Has it ever been sunk? Sounds like rod bearings! But maybe not


----------



## fstang24

Starter??


----------



## wmredneck

Yeah sounds like a starter motor. 






Wishing I was home instead of on the road using TapTalk


----------



## Cody

No its never been sunk. Its not in the motor it runs fine. Ita gotta be a starter or electrical. Just trying to see if anyone has ever had this problem so I can pin point it.


----------



## filthyredneck

Sounds like the starter to me bud. Maybe the contacts are getting burned up. From what you say, it reminds me of what my ole dodge did when the contacts went bad in my starter....on a cold start it was perfect, but once the engine got hot I guess itd heat the starter up too, sometimes itd click or drag like dead batteries, sometimes itd do nothing, and every once in a while it was fine. I rebuilt it once, but didnt take but 6 months and it crapped out again. Replaced it with a new one and never seen any of those probs again. I know we're talking about a canam, not my cummins, but just making the comparison because of similarity.

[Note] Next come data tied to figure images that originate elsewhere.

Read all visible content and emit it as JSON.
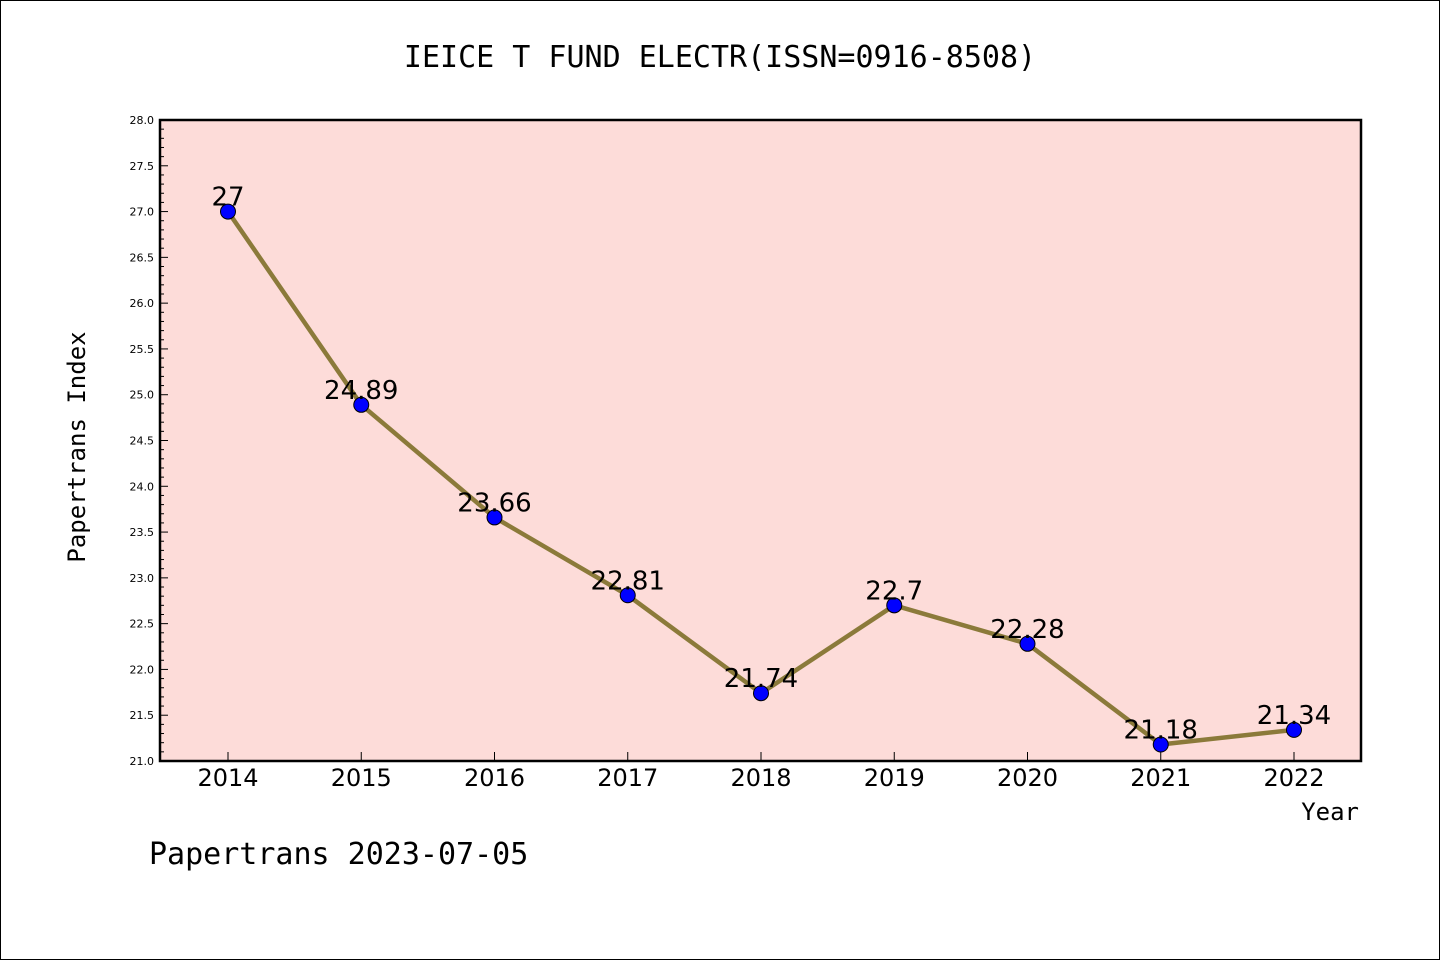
{
  "chart_data": {
    "type": "line",
    "title": "IEICE T FUND ELECTR(ISSN=0916-8508)",
    "xlabel": "Year",
    "ylabel": "Papertrans Index",
    "categories": [
      "2014",
      "2015",
      "2016",
      "2017",
      "2018",
      "2019",
      "2020",
      "2021",
      "2022"
    ],
    "series": [
      {
        "values": [
          27,
          24.89,
          23.66,
          22.81,
          21.74,
          22.7,
          22.28,
          21.18,
          21.34
        ],
        "data_labels": [
          "27",
          "24.89",
          "23.66",
          "22.81",
          "21.74",
          "22.7",
          "22.28",
          "21.18",
          "21.34"
        ],
        "line_color": "#8b7a3a",
        "marker_color": "#0000ff"
      }
    ],
    "ylim": [
      21.0,
      28.0
    ],
    "yticks": [
      "21.0",
      "21.5",
      "22.0",
      "22.5",
      "23.0",
      "23.5",
      "24.0",
      "24.5",
      "25.0",
      "25.5",
      "26.0",
      "26.5",
      "27.0",
      "27.5",
      "28.0"
    ],
    "plot_background": "#fddcd9",
    "grid": false,
    "legend": "none"
  },
  "footer": {
    "text": "Papertrans 2023-07-05"
  }
}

"Killing Time Using Tapatalk 2"


----------



## JPs300

^ x2, starter is weak & the heat-soak is killing it.


----------



## Cody

Thats exactly what its doing! It clicks sometimes, sometimes it barely turns over, sometimes it wont do anything. But it has its days where it works fine! But like u said when it ls cold it cranks up like a charm!


----------



## Kellogsrenny

Having a similar problem on my 07 800 gade, was out for a ride and it seemed to make a humming sound, was real hard to shift, came home parked it, now won't start....does like a 1/4 turn then just clicks or keeps trying 1/4 turns. I dielectric greased all the plugs I could find. No change.


----------



## Polaris425

Kellogsrenny said:


> Having a similar problem on my 07 800 gade, was out for a ride and it seemed to make a humming sound, was real hard to shift, came home parked it, now won't start....does like a 1/4 turn then just clicks or keeps trying 1/4 turns. I dielectric greased all the plugs I could find. No change.


Bad Battery?


----------